Мы напряженно всматривались в воду вокруг него. Твари тут пока не было. За ней следили люди на скалах, обрамляющих вход в бухточку, и должны были предупредить о ее прибытии. Только кто его знает, что тут живет в обманчиво спокойных водах? Может, тут спит прабабушка этой морской твари, наполовину вросла в скалы и покрылась песком от старости? А сейчас она почует Рыбака и захочет посмотреть на него. И вздрогнут скалы, что на самом деле лишь крохотные шипы на ее спине, всколыхнется вода, вздымаясь крутыми бурунами, захлестнет клетку, закружит ее в вихре, и захлебнется Халле, так и не увидев огромной пасти, что поглотит его. О чем, сожри меня тролль, я думаю?
Вода возле клетки и впрямь заколыхалась, но лишь от мельтешения рыбешек и барахтания крабов. Судя по всему, никого крупнее в бухточке не водилось.
— Ай! — скорее удивленно воскликнул Халле. — Кто-то пробрался через сетку.
— Ты справишься? — крикнул Альрик.
— Если увижу, то справлюсь.
У Рыбака с собой были топорик и нож, как раз на случай нападения мелких хищников.
— Оно жжется! — снова отозвался Рыбак.
— Клянусь отрубленными пальцами Мамира, я еще никогда так не ждала прихода твари, — пробормотала Дагна, вглядываясь в смотрящих.
— Больно жжет! Я ноги не чувствую.
Альрик склонился над обрывом и негромко сказал:
— Еще немного, и я его вытащу. Я обещал, что он не пострадает.
— Подожди. Она еще не почуяла.
— А может и не почувствует! Вдруг его способность работает только на небольшом расстоянии?
— Мы брали его одежду и опускали в воду два раза в день, подводили тварь сюда. Она неподалеку, — тихо ответила Дагна.
Я смотрел на клетку, на воду вокруг нее, выглядывая то, что обжигает Халле. Потом выхватил копье у ближайшего воина и спрыгнул вниз.
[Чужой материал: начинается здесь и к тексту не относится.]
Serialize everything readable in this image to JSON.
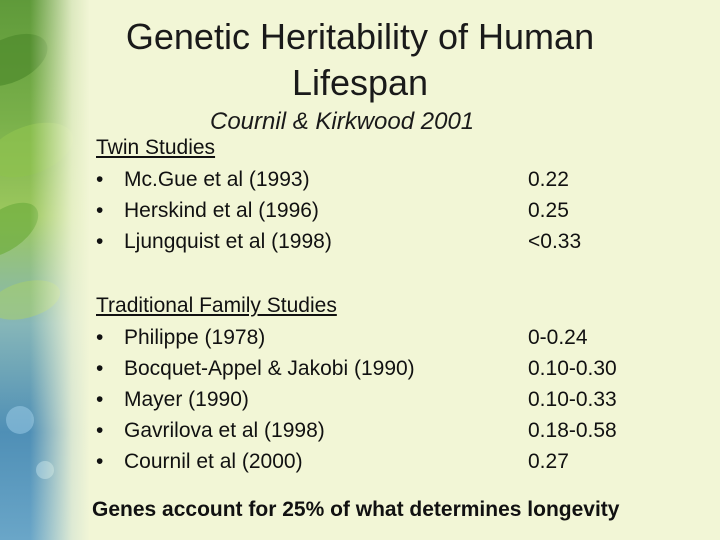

Рыбак с закатившимися глазами опускался на дно клетки, а всему виной был прозрачный студень, сумевший запустить длинные щупальца, похожие на лохматые старые веревки, сквозь ячеи сети. Я вскарабкался на клетку, перевернул копье и древком отпихнул медузу в сторону. Затем перехватил копье поудобнее, рывком зашвырнул ее студенистую голову на ближайший камень и пару раз ткнул острием. Несколько щупалец оборвались и застряли в сети, потому я отрезал кусок от рубахи, обмотал ладонь, чтобы самому не обжечься, и вытащил их. Рыбак все еще не приходил в себя. Я подлез под сеть, протиснулся между бревнами решетки — в одном месте их специально поставили пошире, чтобы Халле смог вылезти, перебрался через вторую сеть и схватил Рыбака, подняв его голову над водой.
— Дыши, Халле, дыши!
Его голова безвольно болталась на шее, точно подрубленная. Одна штанина была порвана, и среди лохмов виднелись посиневшие в холодной воде рубцы.